Here are 10 steps on how to get back at your ex:
- Understand that yes, everything you’re fantasizing about doing is going to have an effect, it’s just going to have the wrong effect. This is not a movie, you’re not really in the FBI and there are no special effects. No one has superpowers (you can have superpowers in life if you choose to tap into your real power). You may feel like your ex has superpowers, but that’s just your low self esteem allowing him to rob you of your worth and identity because you can’t establish it for yourself. By acting from your broken heart, anger and ego, you’re going to end up looking the exact way you’re trying so hard to avoid: Desperate. You’ve got to be a lot smarter about this.
- When you act from a place of desperate need for revenge on an ex, this not only makes you look crazy, but it allows your ex to justify his hurtful behavior that got you here in the first place because, well… look at you. Come on. You’re better than that.
- We often think that taking drastic revenge on an ex or anyone that’s hurt us, will make the pain go away. Take it from me and learn from my lifetime of revenge seeking mistakes: Getting revenge on an ex in the form of desperate attempts to embarrass, harm or cause pain is going to ultimately have the greatest and most negative impact on your life, not theirs. It will just make you suffer more.

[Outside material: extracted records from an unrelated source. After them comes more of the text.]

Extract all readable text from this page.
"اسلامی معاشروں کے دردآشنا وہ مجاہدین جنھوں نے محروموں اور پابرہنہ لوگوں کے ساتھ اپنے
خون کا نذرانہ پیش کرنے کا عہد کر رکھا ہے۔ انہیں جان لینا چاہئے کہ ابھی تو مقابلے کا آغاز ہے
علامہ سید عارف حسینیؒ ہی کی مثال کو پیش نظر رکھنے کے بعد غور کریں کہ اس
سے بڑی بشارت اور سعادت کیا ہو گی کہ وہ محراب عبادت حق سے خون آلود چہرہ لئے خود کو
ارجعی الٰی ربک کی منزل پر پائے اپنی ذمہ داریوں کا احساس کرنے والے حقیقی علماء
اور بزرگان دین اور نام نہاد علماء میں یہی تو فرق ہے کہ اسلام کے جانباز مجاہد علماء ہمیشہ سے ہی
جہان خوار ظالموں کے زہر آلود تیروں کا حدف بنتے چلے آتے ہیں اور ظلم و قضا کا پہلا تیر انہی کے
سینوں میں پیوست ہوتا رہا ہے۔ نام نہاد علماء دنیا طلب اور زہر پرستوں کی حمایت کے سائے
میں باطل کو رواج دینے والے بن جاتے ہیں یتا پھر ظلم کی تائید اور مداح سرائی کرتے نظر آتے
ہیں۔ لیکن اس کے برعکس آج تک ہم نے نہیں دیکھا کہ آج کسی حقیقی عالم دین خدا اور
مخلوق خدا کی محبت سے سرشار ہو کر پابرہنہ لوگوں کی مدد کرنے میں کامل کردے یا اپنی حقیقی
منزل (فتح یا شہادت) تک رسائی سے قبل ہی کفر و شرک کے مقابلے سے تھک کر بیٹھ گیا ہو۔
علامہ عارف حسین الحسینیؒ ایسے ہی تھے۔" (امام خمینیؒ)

- If your ex cheated on you, lied to you, didn’t value you, respect you, etc., there’s no need to seek grandiose revenge. Let karma take care of it and know that he’s doing the same thing to whoever he’s with.
- If you’re seriously considering psycho revenge on an ex, you need to check yourself before you literally wreck yourself. Stop and think.
- Forgiveness is the best revenge. Forgiveness means letting go of the hope that what transpired in the relationsh*t could have been any different. Just letting go, man. The problem with this is that it’s not just something that you can decide to do and BAM! it’s done. Aim to work towards forgiveness.
- Understand that just like forgiveness, true revenge – the kind of quality revenge that you’re after – requires that you fake it till you make it and you must appear as someone that’s stopped putting her head in the toilet (then wondering why she gets sick), and has finally flushed the sh*t for good. Period.
- Even if your ex isn’t contacting you and he’s flaunting his happy life on social media, make the decision to emotionally cut him off. You know how just when you’re starting to feel happy again, you hear from an ex and you think to yourself, “does this guy have some radar that alerts him when I’m moving on or something?” That’s because people can sense energy; we are energetic beings. Stop trying to perform resurrections from the relationsh*t graveyard and start putting your love, obsession and energy into yourself.
- True revenge always comes when you do the one thing that your ex is incapable of: you let your actions do the speaking and disappear. If you can’t physically disappear because of school/work/kids, emotionally disappear.
- Understand that the girl these guys always compare everyone to and the one they feel like “slipped away,” is the one that stayed in a state of non reactivity, tapped into her pride and peaced out.
You have absolutely nothing to lose and all the satisfaction in the world to gain. It’s never too late to make the decision to be done in the name of the only kind of revenge that is ever good: sweet (as in kind, boundary’d, I’ma-worry-bout-ME), revenge.
Just like a perfectly crafted soufflé, there’s absolutely nothing like revenge done right – with tact, grace, happiness (even if it’s faking-it-till-you-make-it-with-teeth-gritted-at-first), and having your own back.